L’humour vulgaire, très sollicité par les comédies américaines depuis une vingtaine d’années, n’a probablement jamais produit un film plus original et décapant que Swiss Army Man ! On y pète et on y bande sans arrêt, mais ces manifestations des fonctions du corps humain considérées comme honteuses s’inscrivent avec un naturel désarmant dans le cadre d’une histoire étonnamment poétique. Le premier long-métrage de Daniel Scheinert et Dan Kwan défie les genres et parfois même la logique. Il accède jusqu’au comble de l’étrange, tout en préservant une formidable essence humaine. Cette dernière est alimentée par la peur viscérale d’être seul ou de mourir, ce qui revient en fin de compte au même, selon le raisonnement hardi du récit. L’aspect le plus enthousiasmant du film est cependant qu’il ne cherche jamais la blague bizarre trop facile, au détriment d’une quête plus abstraite, faite de bric et de broc et néanmoins d’une cohérence bluffante. Il s’agit en somme d’un divertissement haut en couleur, au cours duquel des idées ingénieuses fusent à la vitesse d’un jet-ski à propulsion organique, quoique toujours dans l’optique d’un conte entre le rêve et la réalité sur la solitude de l’homme !
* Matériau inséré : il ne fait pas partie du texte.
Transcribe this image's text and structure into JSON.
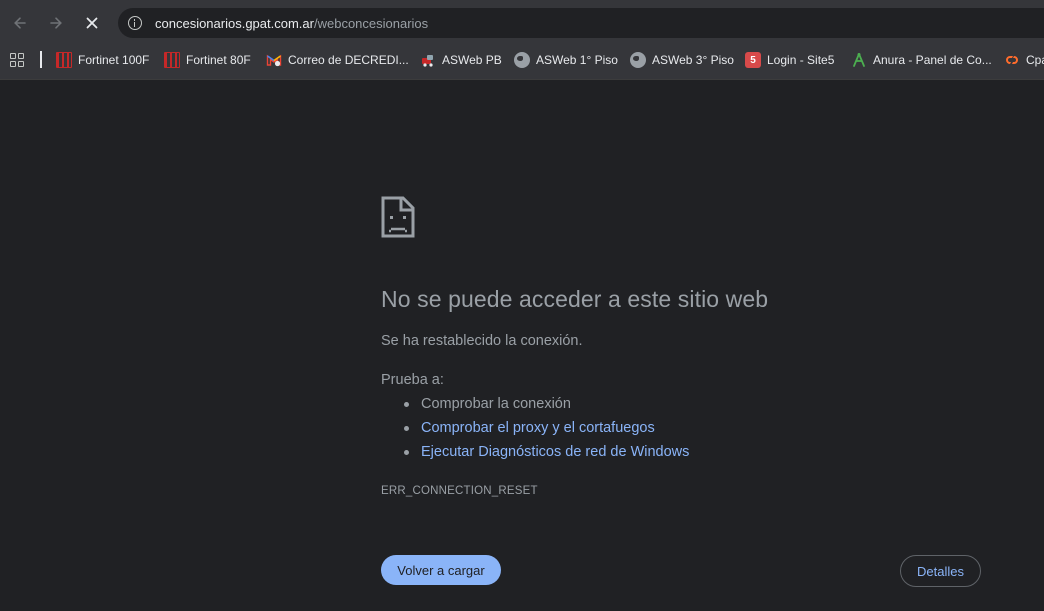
{
  "toolbar": {
    "back_icon": "arrow-left-icon",
    "forward_icon": "arrow-right-icon",
    "stop_icon": "close-icon",
    "site_info_icon": "info-icon",
    "url_host": "concesionarios.gpat.com.ar",
    "url_path": "/webconcesionarios"
  },
  "bookmarks": {
    "apps_icon": "apps-grid-icon",
    "items": [
      {
        "label": "Fortinet 100F",
        "icon": "fortinet-icon"
      },
      {
        "label": "Fortinet 80F",
        "icon": "fortinet-icon"
      },
      {
        "label": "Correo de DECREDI...",
        "icon": "gmail-icon"
      },
      {
        "label": "ASWeb PB",
        "icon": "asweb-icon"
      },
      {
        "label": "ASWeb 1° Piso",
        "icon": "globe-icon"
      },
      {
        "label": "ASWeb 3° Piso",
        "icon": "globe-icon"
      },
      {
        "label": "Login - Site5",
        "icon": "site5-icon"
      },
      {
        "label": "Anura - Panel de Co...",
        "icon": "anura-icon"
      },
      {
        "label": "Cpa",
        "icon": "cpanel-icon"
      }
    ]
  },
  "error_page": {
    "icon": "sad-document-icon",
    "title": "No se puede acceder a este sitio web",
    "subtitle": "Se ha restablecido la conexión.",
    "try_label": "Prueba a:",
    "suggestions": [
      "Comprobar la conexión",
      "Comprobar el proxy y el cortafuegos",
      "Ejecutar Diagnósticos de red de Windows"
    ],
    "error_code": "ERR_CONNECTION_RESET",
    "reload_button": "Volver a cargar",
    "details_button": "Detalles"
  },
  "colors": {
    "background": "#202124",
    "toolbar": "#35363a",
    "link": "#8ab4f8",
    "text_muted": "#9aa0a6",
    "primary_button": "#8ab4f8"
  }
}
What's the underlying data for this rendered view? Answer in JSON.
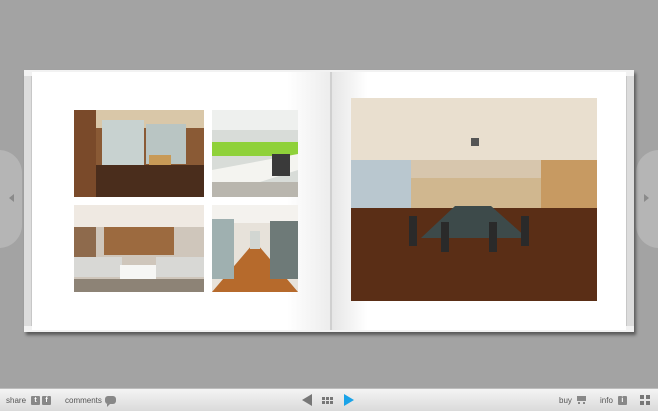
{
  "toolbar": {
    "share_label": "share",
    "share_twitter_glyph": "t",
    "share_facebook_glyph": "f",
    "comments_label": "comments",
    "buy_label": "buy",
    "info_label": "info",
    "info_glyph": "i"
  },
  "icons": {
    "prev": "prev-arrow-icon",
    "grid": "thumbnail-grid-icon",
    "next": "next-arrow-icon",
    "cart": "cart-icon",
    "fullscreen": "fullscreen-icon"
  },
  "colors": {
    "background": "#a3a3a3",
    "next_accent": "#1aa3e8",
    "page": "#ffffff"
  },
  "book": {
    "left_page_photos": [
      "reception-lounge",
      "open-office-green-desks",
      "lounge-sofas",
      "corridor"
    ],
    "right_page_photos": [
      "boardroom"
    ]
  }
}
Synopsis : Hank Thompson s’est échoué sur une île déserte au milieu du Pacifique. Sans espoir d’être sauvé, il est sur le point de se suicider, lorsqu’il découvre un corps sans vie sur la plage. En apparence, le deuxième rescapé serait mort depuis longtemps, si ce n’était pour une activité intestinale particulièrement bruyante. Les pets du cadavre sont même si puissants, qu’ils permettent à Hank de quitter son exil initial pour se retrouver sur la terre ferme, nullement plus peuplée. En manque de compagnie, il emporte le supposé mannequin avec lui, jusqu’à ce qu’il découvre que Manny sait parler et accomplir toutes sortes d’activités invraisemblables.

Harry Potter, ce pétomane

Présenté au Festival de La Roche-sur-Yon dans la section « Variété », qui met l’accent sur un cinéma de genre atypique, Swiss Army Man est l’exemple parfait d’un film si exubérant et inventif qu’il fait aisément exploser les règles que d’autres films plus sages respectent religieusement. Il ne s’agit pas tout à fait d’une aventure à la Robinson Crusoé, où Vendredi serait atteint d’une pâleur pathologique, ni d’une romance pudique entre mecs singulièrement complexés, ni d’un drame psychologique dont le seul enjeu serait de justifier chaque étape farfelue depuis le début par des explications rassurantes à la fin. Car la narration des deux réalisateurs se montre suffisamment confiante en ses propres moyens pour faire fi de toute précaution, afin de mieux propulser les spectateurs dans un délire jubilatoire. On retrouve le même type de courage du côté des interprétations. Tandis que Paul Dano persévère avec bravoure dans les personnages profondément paumés, c’est surtout le choix de Daniel Radcliffe pour le rôle du cadavre, à mi-chemin entre le robot dépressif et l’alter ego trouble, qui intrigue. Depuis qu’il a enlevé les lunettes de l’élève magicien premier de la classe Harry Potter, l’acteur accepte en effet des rôles de plus en plus exigeants, dont celui de Manny n’est – on l’espère – qu’un aboutissement provisoire.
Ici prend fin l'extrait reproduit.